REPUBLIKA.CO.ID, JAKARTA -- Penyidik Kepolisian Resor Metro Jakarta Selatan menggelar rekonstruksi 15 adegan penusukan mendiang Alawy Yusianto Putra (15), siswa SMAN 6 Bulungan, Jaksel. Sayangnya, rekonstruksi tersebut digelar secara tertutup.
Sejatinya rekonstruski itu digelar terbuka, Jumat (12/10). Tapi polisi akhirnya membatalkan gelar rekonstruksi secara terbuka. Polisi beralasan, kebijakan itu lantaran permintaan keluarga para tersangka dan Undang-Undang Perlindungan Anak.
"Polisi dan pihak keluarga sepakat menggelar rekonstruksi secara tertutup," kata Kepala Satuan Reserse Kriminal Polres Metro Jakarta Selatan, Ajun Komisaris Besar Hermawan, Jumat sore.
Dijelaskan Hermawan, usia para tersangka yang dominan masih di bawah umur, menjadi alasan utama kepolisian melakukan rekonstruksi secara tertutup. Itu sesuai dengan Undang-Undang Perlindungan Anak Nomor 23 Tahun 2003 Pasal 64 Ayat (2) Huruf (g), tentang perlindungan identitas anak dari media massa agar terhindar dari labilisasi.

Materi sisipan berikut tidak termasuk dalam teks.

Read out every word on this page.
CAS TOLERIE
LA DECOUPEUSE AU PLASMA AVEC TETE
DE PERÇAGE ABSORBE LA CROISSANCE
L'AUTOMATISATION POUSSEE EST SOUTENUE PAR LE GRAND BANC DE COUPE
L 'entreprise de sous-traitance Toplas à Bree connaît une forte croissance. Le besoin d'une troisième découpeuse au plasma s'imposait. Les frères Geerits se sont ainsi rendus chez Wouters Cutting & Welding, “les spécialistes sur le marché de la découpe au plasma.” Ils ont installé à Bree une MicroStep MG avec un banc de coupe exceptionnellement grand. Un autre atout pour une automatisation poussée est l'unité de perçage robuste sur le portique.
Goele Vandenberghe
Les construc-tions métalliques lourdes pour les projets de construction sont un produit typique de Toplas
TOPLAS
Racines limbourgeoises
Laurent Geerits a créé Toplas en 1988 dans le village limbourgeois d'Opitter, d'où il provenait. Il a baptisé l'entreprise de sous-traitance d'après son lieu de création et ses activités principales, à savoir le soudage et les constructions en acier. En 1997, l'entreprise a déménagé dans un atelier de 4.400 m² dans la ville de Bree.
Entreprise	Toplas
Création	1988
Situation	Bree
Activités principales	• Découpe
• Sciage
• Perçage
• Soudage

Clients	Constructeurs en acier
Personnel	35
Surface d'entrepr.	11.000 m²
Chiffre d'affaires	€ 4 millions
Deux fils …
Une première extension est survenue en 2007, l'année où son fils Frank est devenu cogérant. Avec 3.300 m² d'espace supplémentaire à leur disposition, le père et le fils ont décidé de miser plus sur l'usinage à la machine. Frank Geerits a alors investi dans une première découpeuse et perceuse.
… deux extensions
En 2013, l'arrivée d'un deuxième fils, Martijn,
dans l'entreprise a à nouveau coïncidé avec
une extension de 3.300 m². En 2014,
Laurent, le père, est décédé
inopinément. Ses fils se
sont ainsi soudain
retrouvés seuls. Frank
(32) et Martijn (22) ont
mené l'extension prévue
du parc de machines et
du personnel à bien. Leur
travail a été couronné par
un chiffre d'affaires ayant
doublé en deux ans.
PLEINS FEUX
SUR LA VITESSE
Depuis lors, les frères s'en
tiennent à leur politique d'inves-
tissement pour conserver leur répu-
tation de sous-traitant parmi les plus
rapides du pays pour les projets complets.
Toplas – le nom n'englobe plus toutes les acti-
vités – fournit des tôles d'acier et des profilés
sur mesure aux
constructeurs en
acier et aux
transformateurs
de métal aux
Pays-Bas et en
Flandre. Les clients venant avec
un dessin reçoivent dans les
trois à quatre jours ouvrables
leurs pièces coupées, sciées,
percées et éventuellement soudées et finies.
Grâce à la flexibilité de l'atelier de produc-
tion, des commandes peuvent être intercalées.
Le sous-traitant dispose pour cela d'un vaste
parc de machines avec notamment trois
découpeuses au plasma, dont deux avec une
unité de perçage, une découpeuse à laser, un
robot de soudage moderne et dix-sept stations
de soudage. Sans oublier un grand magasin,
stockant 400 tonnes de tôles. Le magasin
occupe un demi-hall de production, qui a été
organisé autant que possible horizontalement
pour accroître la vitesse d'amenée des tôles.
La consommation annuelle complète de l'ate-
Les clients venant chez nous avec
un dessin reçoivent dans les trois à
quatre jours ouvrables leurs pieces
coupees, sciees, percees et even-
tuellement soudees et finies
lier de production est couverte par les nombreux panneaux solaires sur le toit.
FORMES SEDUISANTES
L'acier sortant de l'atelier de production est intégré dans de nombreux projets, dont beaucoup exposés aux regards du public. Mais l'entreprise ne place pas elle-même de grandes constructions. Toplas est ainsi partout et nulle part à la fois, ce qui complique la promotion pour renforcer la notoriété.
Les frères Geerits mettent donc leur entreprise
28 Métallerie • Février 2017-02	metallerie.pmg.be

Proses reka ulang tetap dilakukan pada waktu dan lokasi yang sama, yakni di ruang aula di dalam Markas Polrestro Jaksel. Polisi mendatangkan 12 saksi dan tujuh tersangka siswa SMAN 70 Jakarta, satu di antaranya Fitra Ramadhani (19), pembunuh Alawy. "Orang tua dari para tersangka juga hadir," ungkap Hermawan.
Namun Hermawan menegaskan pembatalan gelar rekonstruksi secara terbuka ini bukan karena desakan dari tim advokasi komite SMAN 70, yang beberapa waktu lalu menyatakan keberatan atas keputusan polisi. Keberatan itu datang menyusul penetapan enam tersangka baru dari siswa terkait, berdasarkan pengembangan penyidikan dari kepolisian.